SdeA monomer from A. fumigatus predicted by Alphafold3. (A) SdeA structure (residues 19–409) colored by pLDDT confidence. The structure is composed of two domains: a desaturase domain (SdeA), ranging from residues 19 to 309, and a cytochrome b5 domain, ranging from residues 330 to 409. These domains are separated by a 21-residue-long linker. (B) Desaturase domain of SdeA (residues 37–275), colored in golden. Stearoyl-CoA molecule was docked in the structure by aligning SdeA against the human SDC1 crystal structure (PDB 4zyo). Stearoyl-CoA is depicted in red, with a 3 Å density around it. Iron ions are depicted in magenta. On the lower panel, the nine histidines belonging to three conserved histidine-rich motifs (HXXXXH, HXXHH, and QXXHH) in the catalytic site are depicted in blue, close to the aligned iron ions. (C) Cytochrome b5 domain of SdeA (residues 330–409), depicted in green.

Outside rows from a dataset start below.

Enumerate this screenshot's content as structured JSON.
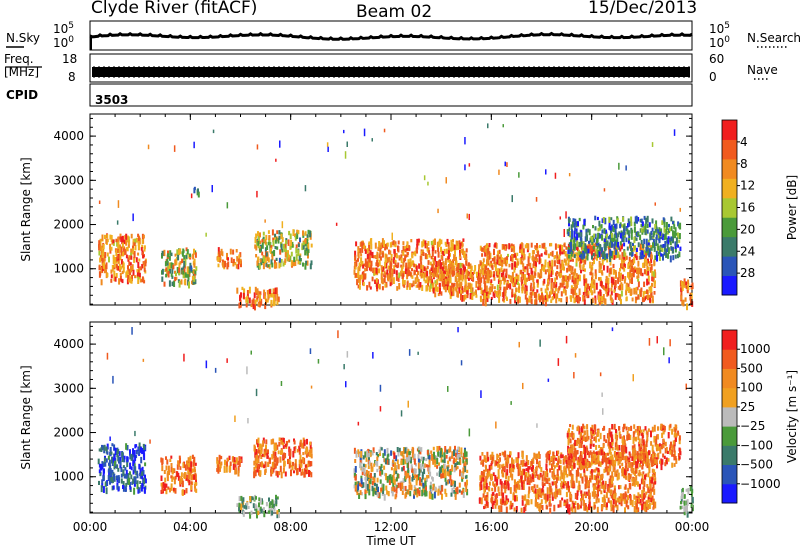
{
  "header": {
    "station": "Clyde River (fitACF)",
    "beam": "Beam 02",
    "date": "15/Dec/2013"
  },
  "noise_panel": {
    "left_label": "N.Sky",
    "right_label": "N.Search",
    "tick_top": "10^5",
    "tick_bottom": "10^0"
  },
  "freq_panel": {
    "left_label_line1": "Freq.",
    "left_label_line2": "[MHz]",
    "right_label": "Nave",
    "left_tick_top": "18",
    "left_tick_bottom": "8",
    "right_tick_top": "60",
    "right_tick_bottom": "0"
  },
  "cpid_panel": {
    "label": "CPID",
    "value": "3503"
  },
  "chart_data": [
    {
      "type": "heatmap",
      "title": "",
      "ylabel": "Slant Range [km]",
      "ylim": [
        180,
        4500
      ],
      "yticks": [
        "1000",
        "2000",
        "3000",
        "4000"
      ],
      "xlim": [
        "00:00",
        "24:00"
      ],
      "xticks": [
        "00:00",
        "04:00",
        "08:00",
        "12:00",
        "16:00",
        "20:00",
        "00:00"
      ],
      "colorbar": {
        "label": "Power [dB]",
        "ticks": [
          "4",
          "8",
          "12",
          "16",
          "20",
          "24",
          "28"
        ],
        "range": [
          0,
          30
        ],
        "colors": [
          "#1a1aff",
          "#2a55b8",
          "#3a7a6a",
          "#4a9a3a",
          "#a8c832",
          "#f0b020",
          "#f08a20",
          "#f05a1e",
          "#f01e1e"
        ]
      },
      "echo_regions": [
        {
          "t_start": 0.3,
          "t_end": 2.2,
          "r_min": 750,
          "r_max": 1800,
          "level": "high"
        },
        {
          "t_start": 2.8,
          "t_end": 4.2,
          "r_min": 700,
          "r_max": 1500,
          "level": "mixed"
        },
        {
          "t_start": 4.0,
          "t_end": 4.3,
          "r_min": 2700,
          "r_max": 2900,
          "level": "low"
        },
        {
          "t_start": 5.0,
          "t_end": 6.0,
          "r_min": 1100,
          "r_max": 1500,
          "level": "high"
        },
        {
          "t_start": 5.8,
          "t_end": 7.5,
          "r_min": 200,
          "r_max": 600,
          "level": "high"
        },
        {
          "t_start": 6.5,
          "t_end": 8.8,
          "r_min": 1100,
          "r_max": 1900,
          "level": "mixed"
        },
        {
          "t_start": 10.5,
          "t_end": 15.0,
          "r_min": 600,
          "r_max": 1700,
          "level": "high"
        },
        {
          "t_start": 13.5,
          "t_end": 16.0,
          "r_min": 400,
          "r_max": 1200,
          "level": "high"
        },
        {
          "t_start": 15.5,
          "t_end": 22.5,
          "r_min": 300,
          "r_max": 1600,
          "level": "high"
        },
        {
          "t_start": 19.0,
          "t_end": 23.5,
          "r_min": 1300,
          "r_max": 2200,
          "level": "low"
        },
        {
          "t_start": 23.5,
          "t_end": 24.0,
          "r_min": 200,
          "r_max": 800,
          "level": "high"
        }
      ]
    },
    {
      "type": "heatmap",
      "title": "",
      "ylabel": "Slant Range [km]",
      "ylim": [
        180,
        4500
      ],
      "yticks": [
        "1000",
        "2000",
        "3000",
        "4000"
      ],
      "xlabel": "Time UT",
      "xlim": [
        "00:00",
        "24:00"
      ],
      "xticks": [
        "00:00",
        "04:00",
        "08:00",
        "12:00",
        "16:00",
        "20:00",
        "00:00"
      ],
      "colorbar": {
        "label": "Velocity [m s⁻¹]",
        "ticks": [
          "1000",
          "500",
          "100",
          "25",
          "−25",
          "−100",
          "−500",
          "−1000"
        ],
        "range": [
          -1200,
          1200
        ],
        "colors": [
          "#1a1aff",
          "#2a55b8",
          "#3a7a6a",
          "#4a9a3a",
          "#bbbbbb",
          "#f0a020",
          "#f08a20",
          "#f05a1e",
          "#f01e1e"
        ]
      },
      "echo_regions": [
        {
          "t_start": 0.3,
          "t_end": 2.2,
          "r_min": 750,
          "r_max": 1800,
          "level": "toward"
        },
        {
          "t_start": 2.8,
          "t_end": 4.2,
          "r_min": 700,
          "r_max": 1500,
          "level": "away"
        },
        {
          "t_start": 5.0,
          "t_end": 6.0,
          "r_min": 1100,
          "r_max": 1500,
          "level": "away"
        },
        {
          "t_start": 5.8,
          "t_end": 7.5,
          "r_min": 200,
          "r_max": 600,
          "level": "slow"
        },
        {
          "t_start": 6.5,
          "t_end": 8.8,
          "r_min": 1100,
          "r_max": 1900,
          "level": "away"
        },
        {
          "t_start": 10.5,
          "t_end": 15.0,
          "r_min": 600,
          "r_max": 1700,
          "level": "mixed"
        },
        {
          "t_start": 15.5,
          "t_end": 22.5,
          "r_min": 300,
          "r_max": 1600,
          "level": "away"
        },
        {
          "t_start": 19.0,
          "t_end": 23.5,
          "r_min": 1300,
          "r_max": 2200,
          "level": "away"
        },
        {
          "t_start": 23.5,
          "t_end": 24.0,
          "r_min": 200,
          "r_max": 800,
          "level": "slow"
        }
      ]
    }
  ]
}
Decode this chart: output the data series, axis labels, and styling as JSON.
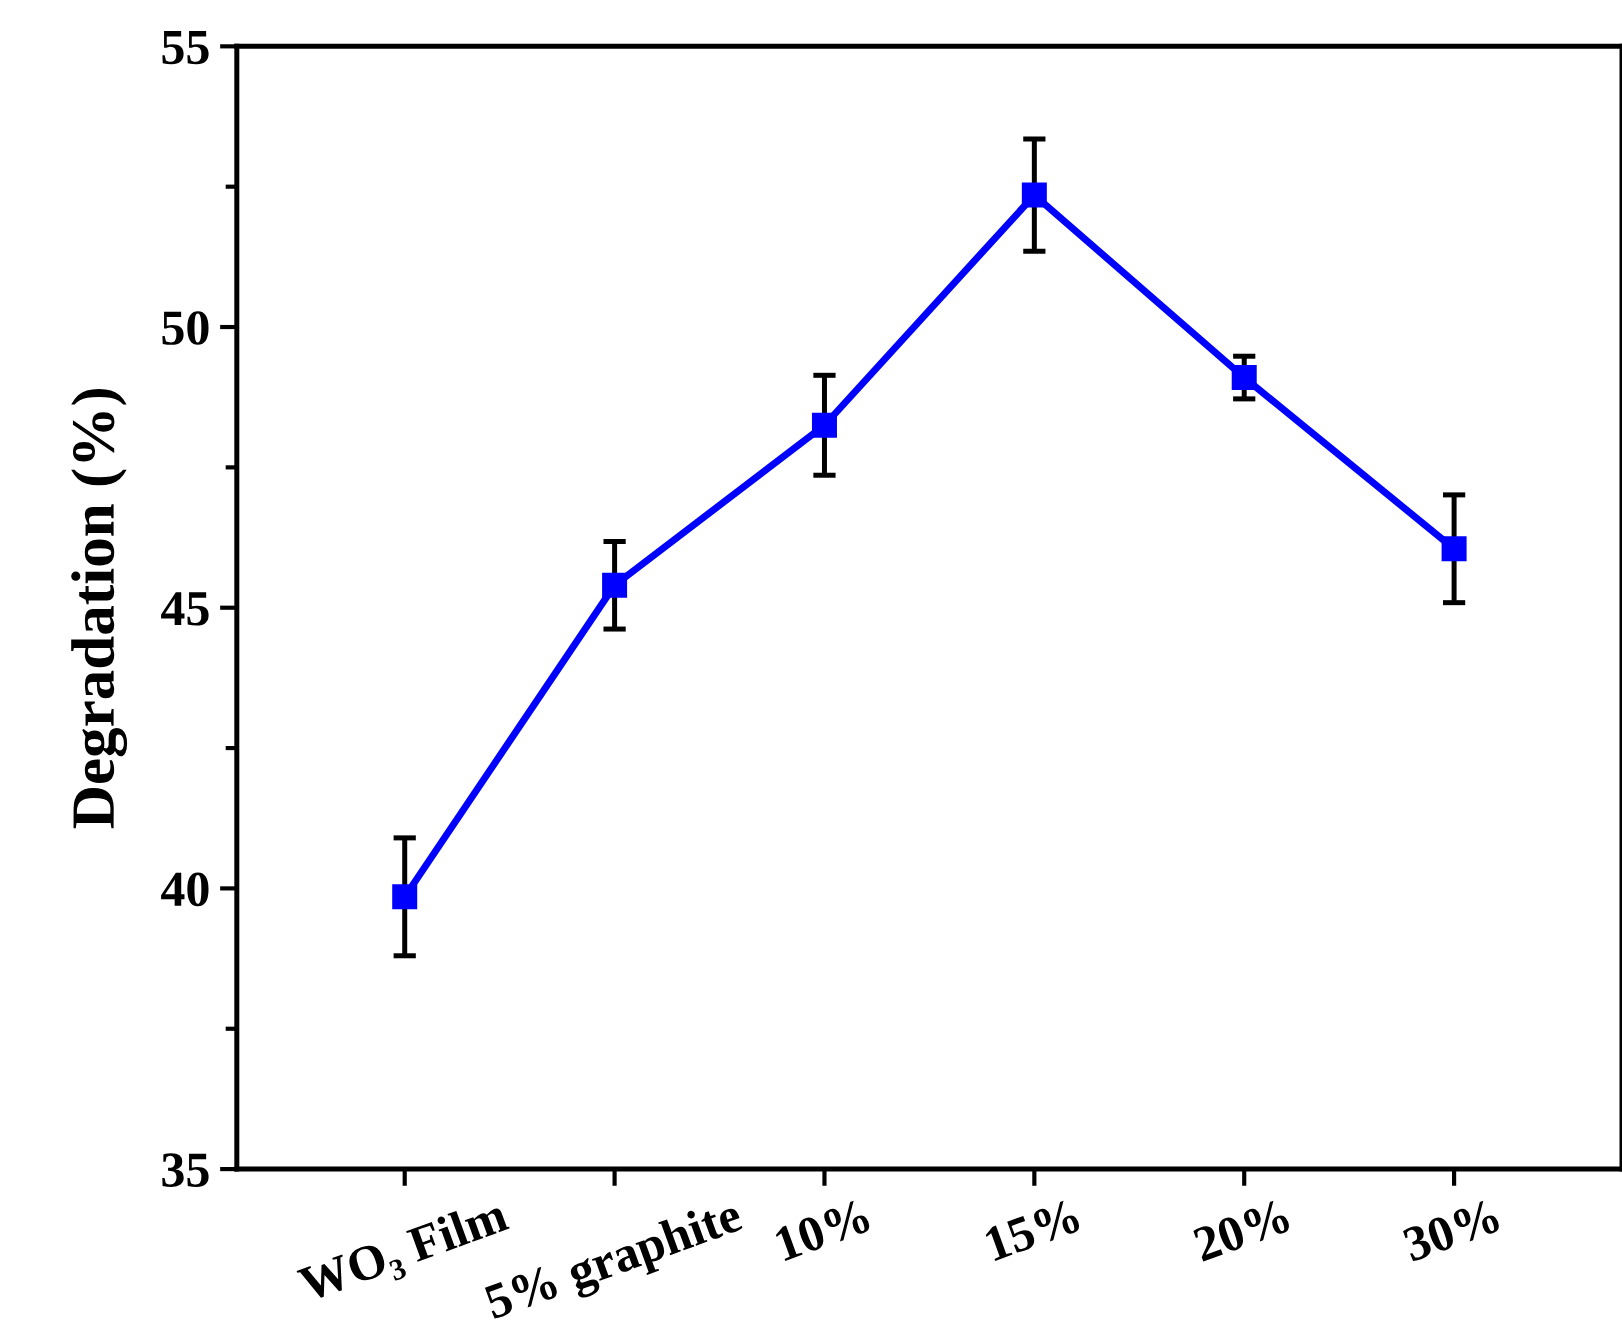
{
  "chart_data": {
    "type": "line",
    "ylabel": "Degradation (%)",
    "categories": [
      "WO₃ Film",
      "5% graphite",
      "10%",
      "15%",
      "20%",
      "30%"
    ],
    "series": [
      {
        "color": "#0000ff",
        "values": [
          39.85,
          45.4,
          48.25,
          52.35,
          49.1,
          46.05
        ],
        "errors": [
          1.05,
          0.78,
          0.89,
          1.0,
          0.38,
          0.96
        ]
      }
    ],
    "ylim": [
      35,
      55
    ],
    "yticks": [
      35,
      40,
      45,
      50,
      55
    ],
    "marker": "square",
    "line_style": "solid",
    "grid": false,
    "legend": false
  }
}
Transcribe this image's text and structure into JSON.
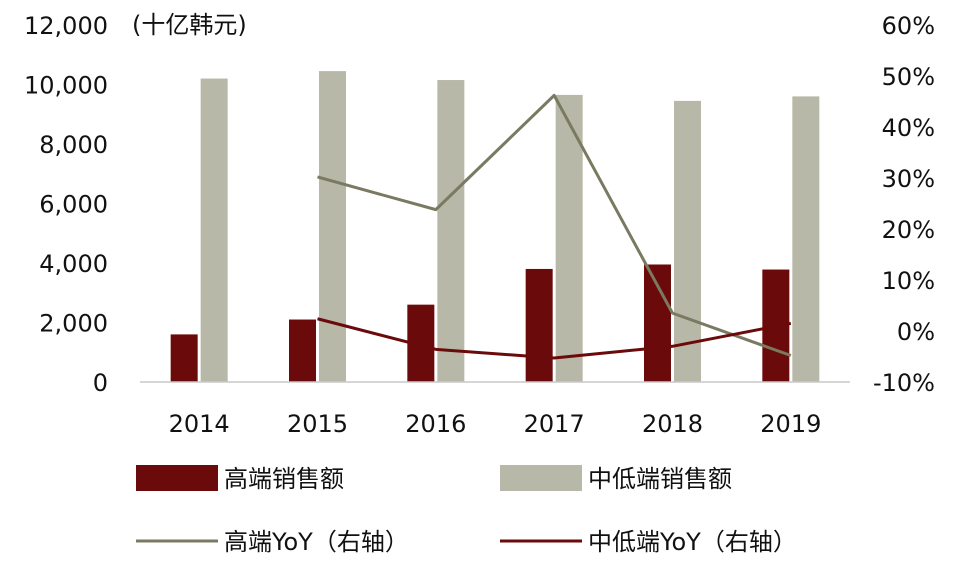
{
  "chart_data": {
    "type": "bar",
    "categories": [
      "2014",
      "2015",
      "2016",
      "2017",
      "2018",
      "2019"
    ],
    "unit_label": "(十亿韩元)",
    "y_left": {
      "min": 0,
      "max": 12000,
      "ticks": [
        "0",
        "2,000",
        "4,000",
        "6,000",
        "8,000",
        "10,000",
        "12,000"
      ]
    },
    "y_right": {
      "min": -10,
      "max": 60,
      "ticks": [
        "-10%",
        "0%",
        "10%",
        "20%",
        "30%",
        "40%",
        "50%",
        "60%"
      ]
    },
    "series": [
      {
        "name": "高端销售额",
        "kind": "bar",
        "axis": "left",
        "color": "#6b0a0a",
        "values": [
          1600,
          2100,
          2600,
          3800,
          3950,
          3780
        ]
      },
      {
        "name": "中低端销售额",
        "kind": "bar",
        "axis": "left",
        "color": "#b8b8a8",
        "values": [
          10200,
          10450,
          10150,
          9650,
          9450,
          9600
        ]
      },
      {
        "name": "高端YoY（右轴）",
        "kind": "line",
        "axis": "right",
        "color": "#7a7a62",
        "values": [
          null,
          30.2,
          23.8,
          46.2,
          3.5,
          -4.8
        ]
      },
      {
        "name": "中低端YoY（右轴）",
        "kind": "line",
        "axis": "right",
        "color": "#6b0a0a",
        "values": [
          null,
          2.4,
          -3.6,
          -5.3,
          -3.0,
          1.5
        ]
      }
    ],
    "grid": false,
    "legend_position": "bottom"
  }
}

The heme prosthetic group is colored in cyan with oxygen atoms in red, nitrogen in blue, and iron in orange. (D) Predicted aligned error plot for SdeA monomer. Two clear domains are depicted, whereas the desaturase domain is highlighted in yellow, and the CytB5 domain is highlighted in blue. (E) SdeA dimer (residues 19–409), with protomer 1 depicted in gold and protomer 2 in green arranged in the stable dimeric structure. Stearoyl-CoA, depicted in red, was docked into the protomers by aligning SdeA against the human SDC1 crystal structure (PDB 4zyo). The heme prosthetic groups are depicted in cyan, while iron ions are depicted in magenta (SdeA domain) and red (heme). The lower panel shows the arrangement of the molecules involved in SdeA catalysis. Upon dimerization, the heme group of protomer 2 will be positioned in proximity to the desaturase catalytic site of protomer 1 and vice versa. Distances between the heme, the iron ions, and the docked stearoyl-CoA are depicted as black dotted lines. Heme group is colored in blue with oxygen atoms in red and iron in orange, stearoyl-CoA depicted in red, iron ions in SdeA are colored magenta, and SdeA residues in green and blue, where blue color indicates the nitrogen atoms of the coordinating histidines.